__/ [Hymer] on Saturday 14 January 2006 17:48 \__
> "Roy Schestowitz" <newsgroups@xxxxxxxxxxxxxxx> wrote in message
>> __/ [Hymer] on Saturday 14 January 2006 16:00 \__
>>> Hello Everyone,
>>> I have a webpage that ranks in the top 5 in Google, Yahoo, and MSN for my
>>> primary keyword which is a very general term.
>>> Now I want to optimize for a new keyword that is related to the primary
>>> keyword but can be considered a new topic.
>>> Is it better to add the new keyword to page getting the good rankings or
>>> create a new page just for that keyword?
>>> Thanks a lot,
>> Probably create another page and include both words in the title and re-
>> peat them in the body (content). By doing so, you will at least not lose
>> what you already have. The strong keyword from the main page will probably
>> not propagate to the 'child page' though.
>> [excuse a silly hypothetical example]
>> A lot of emphasis is put on page titles, so if your main page was about
>> "dogs", your secondary page should be titled "domestic dogs". "Domestic"
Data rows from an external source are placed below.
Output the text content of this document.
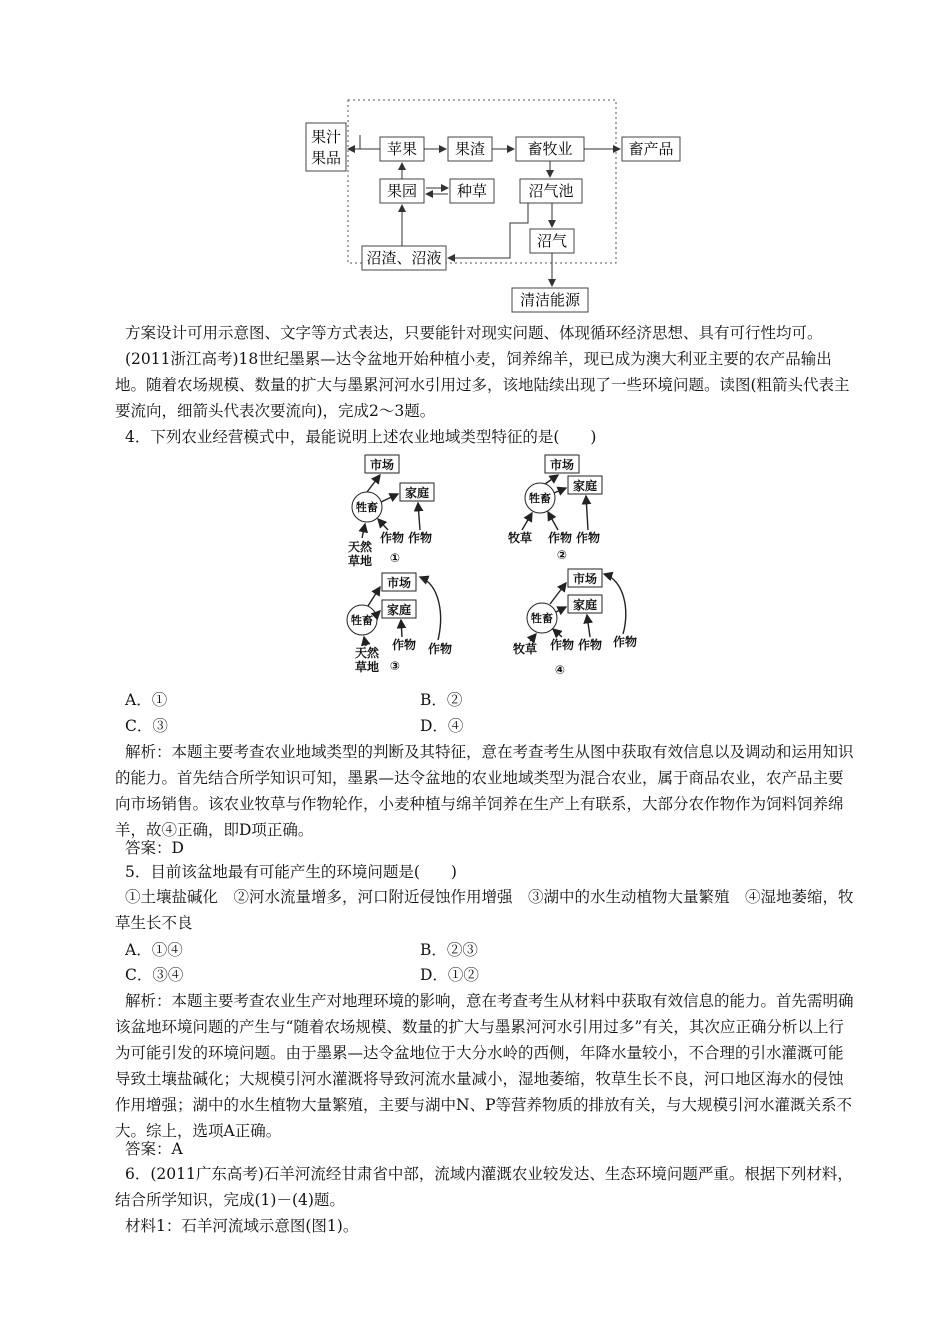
果汁
果品	苹果	果渣	畜牧业	畜产品
果园	种草	沼气池
沼气
沼渣、沼液
清洁能源

方案设计可用示意图、文字等方式表达，只要能针对现实问题、体现循环经济思想、具有可行性均可。

(2011浙江高考)18世纪墨累—达令盆地开始种植小麦，饲养绵羊，现已成为澳大利亚主要的农产品输出地。随着农场规模、数量的扩大与墨累河河水引用过多，该地陆续出现了一些环境问题。读图(粗箭头代表主要流向，细箭头代表次要流向)，完成2～3题。

4．下列农业经营模式中，最能说明上述农业地域类型特征的是(　　)

市场
家庭
牲畜
天然
草地
作物 作物
①
市场
家庭
牲畜
牧草 作物 作物
②
市场
家庭
牲畜
天然
草地
作物 作物
③
市场
家庭
牲畜
牧草 作物 作物 作物
④
A．①	B．②
C．③	D．④

解析：本题主要考查农业地域类型的判断及其特征，意在考查考生从图中获取有效信息以及调动和运用知识的能力。首先结合所学知识可知，墨累—达令盆地的农业地域类型为混合农业，属于商品农业，农产品主要向市场销售。该农业牧草与作物轮作，小麦种植与绵羊饲养在生产上有联系，大部分农作物作为饲料饲养绵羊，故④正确，即D项正确。

答案：D

5．目前该盆地最有可能产生的环境问题是(　　)

①土壤盐碱化　②河水流量增多，河口附近侵蚀作用增强　③湖中的水生动植物大量繁殖　④湿地萎缩，牧草生长不良

A．①④	B．②③
C．③④	D．①②

解析：本题主要考查农业生产对地理环境的影响，意在考查考生从材料中获取有效信息的能力。首先需明确该盆地环境问题的产生与“随着农场规模、数量的扩大与墨累河河水引用过多”有关，其次应正确分析以上行为可能引发的环境问题。由于墨累—达令盆地位于大分水岭的西侧，年降水量较小，不合理的引水灌溉可能导致土壤盐碱化；大规模引河水灌溉将导致河流水量减小，湿地萎缩，牧草生长不良，河口地区海水的侵蚀作用增强；湖中的水生植物大量繁殖，主要与湖中N、P等营养物质的排放有关，与大规模引河水灌溉关系不大。综上，选项A正确。

答案：A

6．(2011广东高考)石羊河流经甘肃省中部，流域内灌溉农业较发达、生态环境问题严重。根据下列材料，结合所学知识，完成(1)－(4)题。

材料1：石羊河流域示意图(图1)。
>> on its own means something else and will be assumed irrelevant based on
>> the page content. If the page mentions "dog" and "dogs" quite repeatedly,
>> it could otherwise become a mismatch w.r.t. the title. That's my personal
>> option, but it depends on the actual content in question and the competi-
>> tiveness over the search phrase/s.
> Hi Roy,
> Yes, that is what I was thinking also. Actually, my primary key phrase is
> "user interface design." But I now want to do "usability." ...
Hmmm... that's not contained in the phrase that you dominate already. While
the ideas are closely-correlated and content might have verbal overlap,
indexes are not aware of this relationship. Stemming is the only exception,
but not synonyms, I suspect.
> ...So it's not like
> adding a term to what I already have (dog and domestic dog). Rather, it
> would be more like dog and cat. I already have several modifying words with
> "user interface design" such as "user interface design consulting" which is
> 1 or 2 in Google. But this would be trying get people that search for
> "usability" alone.
Have you yet taken a look to see the top 10 in that SERP? It is worth
checking if you can fit in that 'league'. I rarely ever fit anywhere among
1-word results pages, unless it involves a typo or arcane terms.
> I think the principal still holds though. A new page would permit little
> reference to "user interface design" and a lot of "usability" and
> "usability testing."
> Do you agree?
In my humble opinion, in order to fit anywhere which is worthwhile, you would
have to work gard. For hot terminology (due to 'Web hype') such as
"usability", you would need something on par with the scale of
You would need many links which contain the word "usability" to point to that
brand new page. I can assure you that many blogs already point to usability
pages /en masse/. Bloggers tend to write a lot about Web terminology (that's
why they have Web sites) and without looking up the term, I can imagine
which sites should come up on top. I once found myself in number #47 for
"roy" even though my page does not contain "roy" and neither do most of my
inbound links. I've dropped to oblivion over time.